NTHP has enough of their own problems to worry about. As far as such a show providing resources, that seems a daunting task since so much restoration work is very local in terms of the resources and incentives available, not to mention housing markets, labor/expertise availability, etc.

At 8:25 AM, Blogger Richard Layman said...

NTHP has their own problems because they lost a sense of what they are supposed to be doing, how they fit within the field and movement.

WRT variances between places, the specifics aren't the issue as much as the general process.

People need to be made aware of examples of how to go about it.

I hope that people aren't so narrow in their approaches to learning that they can't figure out the differences (compare and contrast) with their own situation.

At 5:53 PM, Anonymous Anonymous said...

A friend of mine (whom you know) who is very particular about historic preservation and very talented in the field, said he gave up on NTHP when the Mass. Avenue building was sold and the organization decamped to the Watergate Office Building.

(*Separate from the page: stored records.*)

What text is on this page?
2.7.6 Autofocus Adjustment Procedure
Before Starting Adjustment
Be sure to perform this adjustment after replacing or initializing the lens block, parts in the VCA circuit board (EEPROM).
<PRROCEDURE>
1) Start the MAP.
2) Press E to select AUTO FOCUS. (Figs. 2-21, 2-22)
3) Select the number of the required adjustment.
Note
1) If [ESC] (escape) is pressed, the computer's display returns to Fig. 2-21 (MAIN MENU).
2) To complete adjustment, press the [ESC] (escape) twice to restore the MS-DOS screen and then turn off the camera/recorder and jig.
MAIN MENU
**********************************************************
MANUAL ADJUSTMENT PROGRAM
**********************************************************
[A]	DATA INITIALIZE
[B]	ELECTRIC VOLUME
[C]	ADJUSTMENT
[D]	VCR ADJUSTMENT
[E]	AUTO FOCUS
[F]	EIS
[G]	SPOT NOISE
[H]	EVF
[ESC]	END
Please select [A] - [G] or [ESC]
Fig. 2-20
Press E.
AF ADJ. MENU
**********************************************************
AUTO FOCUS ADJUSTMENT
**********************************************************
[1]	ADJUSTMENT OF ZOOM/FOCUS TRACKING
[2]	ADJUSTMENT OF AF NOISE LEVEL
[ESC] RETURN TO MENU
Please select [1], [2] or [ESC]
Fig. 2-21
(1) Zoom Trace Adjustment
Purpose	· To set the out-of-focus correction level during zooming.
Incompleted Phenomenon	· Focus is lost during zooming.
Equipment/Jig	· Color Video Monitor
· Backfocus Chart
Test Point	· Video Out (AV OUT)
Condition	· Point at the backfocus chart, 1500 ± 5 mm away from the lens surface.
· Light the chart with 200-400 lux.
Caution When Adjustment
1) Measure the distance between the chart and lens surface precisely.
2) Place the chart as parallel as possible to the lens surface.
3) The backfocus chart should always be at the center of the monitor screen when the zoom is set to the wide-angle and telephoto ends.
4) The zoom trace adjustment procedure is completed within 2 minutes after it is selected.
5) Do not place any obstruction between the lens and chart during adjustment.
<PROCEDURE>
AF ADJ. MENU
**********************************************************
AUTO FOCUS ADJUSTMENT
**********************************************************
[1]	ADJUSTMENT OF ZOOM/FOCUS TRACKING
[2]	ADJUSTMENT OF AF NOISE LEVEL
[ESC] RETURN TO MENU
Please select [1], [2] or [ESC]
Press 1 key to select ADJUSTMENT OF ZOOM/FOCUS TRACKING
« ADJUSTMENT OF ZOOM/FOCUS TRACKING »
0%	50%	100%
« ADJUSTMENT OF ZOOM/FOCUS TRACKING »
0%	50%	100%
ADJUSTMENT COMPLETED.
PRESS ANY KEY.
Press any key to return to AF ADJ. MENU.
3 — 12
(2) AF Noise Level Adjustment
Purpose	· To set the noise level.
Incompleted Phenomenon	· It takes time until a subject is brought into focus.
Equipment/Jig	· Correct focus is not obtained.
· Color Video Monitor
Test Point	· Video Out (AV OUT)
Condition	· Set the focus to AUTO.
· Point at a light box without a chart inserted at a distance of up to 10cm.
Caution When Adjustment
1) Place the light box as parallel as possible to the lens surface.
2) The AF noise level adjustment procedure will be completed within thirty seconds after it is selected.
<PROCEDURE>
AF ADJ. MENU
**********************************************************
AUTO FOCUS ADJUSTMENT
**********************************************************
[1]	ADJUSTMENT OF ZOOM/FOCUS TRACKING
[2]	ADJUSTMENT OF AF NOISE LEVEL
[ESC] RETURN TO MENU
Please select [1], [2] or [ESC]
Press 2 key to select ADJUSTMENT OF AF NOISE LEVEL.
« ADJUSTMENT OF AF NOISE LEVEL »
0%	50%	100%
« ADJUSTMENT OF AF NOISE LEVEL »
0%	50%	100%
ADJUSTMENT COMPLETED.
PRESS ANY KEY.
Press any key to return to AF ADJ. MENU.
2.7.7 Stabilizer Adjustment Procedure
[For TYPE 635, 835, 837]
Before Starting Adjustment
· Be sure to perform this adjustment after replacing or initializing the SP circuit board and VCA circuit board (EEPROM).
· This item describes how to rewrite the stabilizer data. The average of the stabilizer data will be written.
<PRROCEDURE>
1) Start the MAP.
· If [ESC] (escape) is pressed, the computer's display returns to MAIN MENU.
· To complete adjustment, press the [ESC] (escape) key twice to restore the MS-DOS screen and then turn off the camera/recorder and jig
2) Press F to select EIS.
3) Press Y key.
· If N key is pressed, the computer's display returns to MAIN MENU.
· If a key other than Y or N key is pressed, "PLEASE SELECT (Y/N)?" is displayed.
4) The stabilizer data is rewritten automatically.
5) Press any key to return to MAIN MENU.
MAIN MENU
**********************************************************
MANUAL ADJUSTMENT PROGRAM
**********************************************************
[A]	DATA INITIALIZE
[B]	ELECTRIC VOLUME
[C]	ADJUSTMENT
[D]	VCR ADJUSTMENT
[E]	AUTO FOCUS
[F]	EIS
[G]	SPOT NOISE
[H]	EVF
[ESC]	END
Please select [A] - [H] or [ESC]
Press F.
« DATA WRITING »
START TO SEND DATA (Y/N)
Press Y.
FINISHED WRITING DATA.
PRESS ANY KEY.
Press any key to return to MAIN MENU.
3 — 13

He did say--sardonically, of course--that it was an apt move given the sorry state of the NTHP activities in recent years and I'm inclined to agree wholeheartedly with him.

At 11:36 AM, Anonymous Anonymous said...

Btw, I am not a believer in or of tough love, simply not true. -Suzanne

At 1:51 PM, Anonymous Richard Layman said...


At 1:53 PM, Anonymous Richard Layman said...

And yes, wrt NTHP, granted I considered disclosing that over the years twice I applied for jobs at NTHP and was blown off quite cavalierly each time, even though I had a national reputation within the preservation community (e.g., "Preservation Forum") positively about outreach, communication, and transformation issues.

So I don't have much sympathy for their current plight.